Ling Yun la miró y de repente se sintió impotente. Reflexionó un momento y finalmente suspiró. Parecía que su secreto no podría guardarse después de todo. Pero así era. Yang Yuqi también era una superhumana. Tarde o temprano, se transformaría como un gusano que emerge de su capullo. Cuando llegara ese momento, sabría que él era un superhumano. Era mejor decírselo cuanto antes. Pero al hacerlo, su relación con esta chica se estrecharía aún más. No sabía si a Xiao Rou le importaría, pero en ese momento no le importaba en absoluto. De lo contrario, tendría que rechazar a Yang Yuqi. Pero una vez que la rechazara, no tenía idea de lo que esta chica dulce pero apasionada haría en un momento de impulso.

Acarició suavemente el cabello de Yang Yuqi: "Yuqi, no te digo esto sin motivo. Sé que te preocupo por mí y no quieres que corra riesgos. En realidad, siempre he guardado un secreto, y hoy te lo voy a contar. Una vez que lo sepas, no debes decírselo a nadie más".

Yang Yuqi se quedó atónita. Miró a Ling Yun con expresión confusa. La expresión de Ling Yun era serena, sin rastro de broma. Al contrario, su calma ocultaba una actitud sumamente seria.

«¿Qué secreto?», preguntó Yuqi, sintiendo de repente una extraña sensación. Era una sensación muy extraña, pero a la vez muy reconfortante, como la de alguien desesperado que, mientras reza, ve a Dios.

Retrocedió dos pasos sorprendida, dejando escapar un leve suspiro. Su hermoso rostro reflejaba incredulidad. Frente a ella, Ling Yun liberó una pequeña porción de su campo de energía mental. Los usuarios de habilidades con una fuerza superior al rango de soldado raso pueden controlar la forma de su campo de energía mental. Pueden hacer invisible su poder telequinético o llenarlo con un singular resplandor plateado. Esto se debe a las costumbres individuales, pero la mayoría de los usuarios de habilidades prefieren liberar el resplandor plateado al luchar o cultivar. Esto se debe a que, si se vuelve invisible, existe un proceso deliberado para eliminar la luz. A menos que haya personas comunes presentes, nadie elegiría un método tan engorroso.

A los ojos de Yuqi, Lingyun era como un dios descendiendo a la tierra, todo su cuerpo envuelto en una luz plateada pura, con un aspecto majestuoso e imponente, como una figura en una pintura.

Capítulo 211 Zarpando hoy

Ling Yun hizo una suave seña a Yang Yuqi, y esta sintió de inmediato cómo una fuerza delicada envolvía su cuerpo. Sus pies se hundieron en el aire, separándose del suelo. Sus brillantes ojos se abrieron de par en par, sorprendida, y susurró: «¡Dios mío, Yun! ¿Cómo has hecho todo esto? ¿Eres acaso una deidad?».

Ling Yun la recostó suavemente en el suelo, retiró su campo de energía espiritual y rió: "No soy un dios. ¿Alguna vez has visto a un dios que se parezca a mí? Soy de aspecto normal, no tengo talentos especiales y no llamo la atención en ningún sitio".

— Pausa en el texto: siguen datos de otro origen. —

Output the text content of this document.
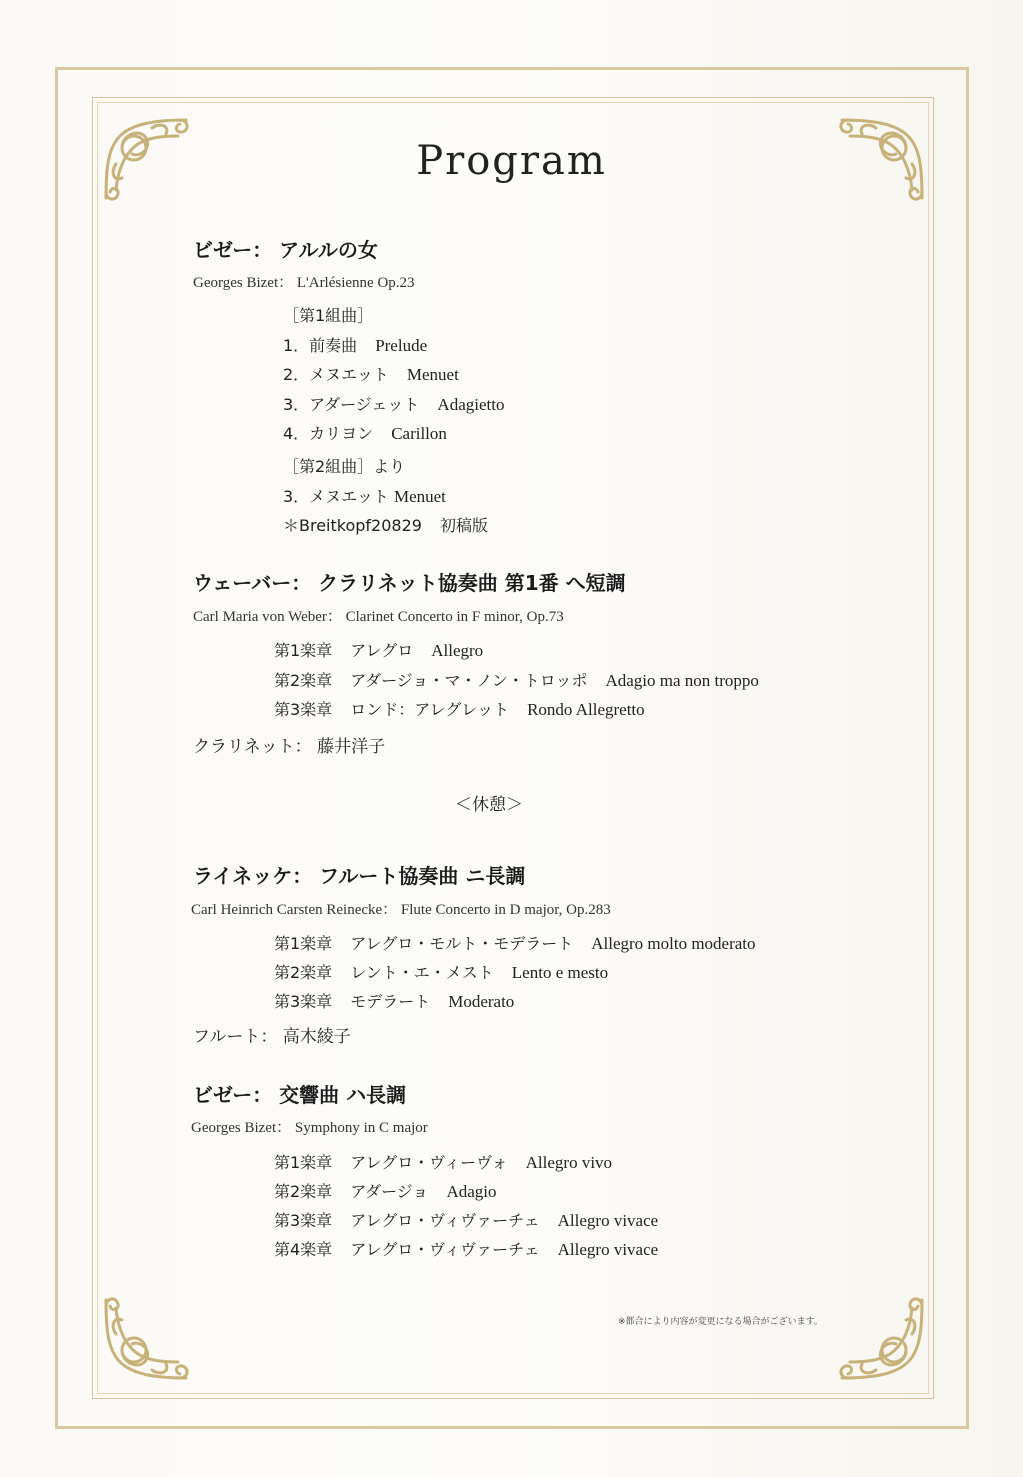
Program
ビゼー： アルルの女
Georges Bizet： L'Arlésienne Op.23
［第1組曲］
1．前奏曲 Prelude
2．メヌエット Menuet
3．アダージェット Adagietto
4．カリヨン Carillon
［第2組曲］より
3．メヌエット Menuet
＊Breitkopf20829 初稿版
ウェーバー： クラリネット協奏曲 第1番 へ短調
Carl Maria von Weber： Clarinet Concerto in F minor, Op.73
第1楽章 アレグロ Allegro
第2楽章 アダージョ・マ・ノン・トロッポ Adagio ma non troppo
第3楽章 ロンド：アレグレット Rondo Allegretto
クラリネット： 藤井洋子
＜休憩＞
ライネッケ： フルート協奏曲 ニ長調
Carl Heinrich Carsten Reinecke： Flute Concerto in D major, Op.283
第1楽章 アレグロ・モルト・モデラート Allegro molto moderato
第2楽章 レント・エ・メスト Lento e mesto
第3楽章 モデラート Moderato
フルート： 高木綾子
ビゼー： 交響曲 ハ長調
Georges Bizet： Symphony in C major
第1楽章 アレグロ・ヴィーヴォ Allegro vivo
第2楽章 アダージョ Adagio
第3楽章 アレグロ・ヴィヴァーチェ Allegro vivace
第4楽章 アレグロ・ヴィヴァーチェ Allegro vivace
※都合により内容が変更になる場合がございます。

Yang Yuqi lo miró fijamente y dijo en voz baja: "¡Pero en mi corazón, tú eres el mejor!"

Ling Yun sonrió, evitando hábilmente este tema algo delicado: "Yuqi, como has visto, mi secreto es que poseo poderes que la gente común no tiene. Puedes llamarlo una habilidad especial o un superpoder, pero en resumen, todo lo que ves en la película 'X-Men' existe en la realidad, y es mucho más asombroso que lo que se ve en las películas".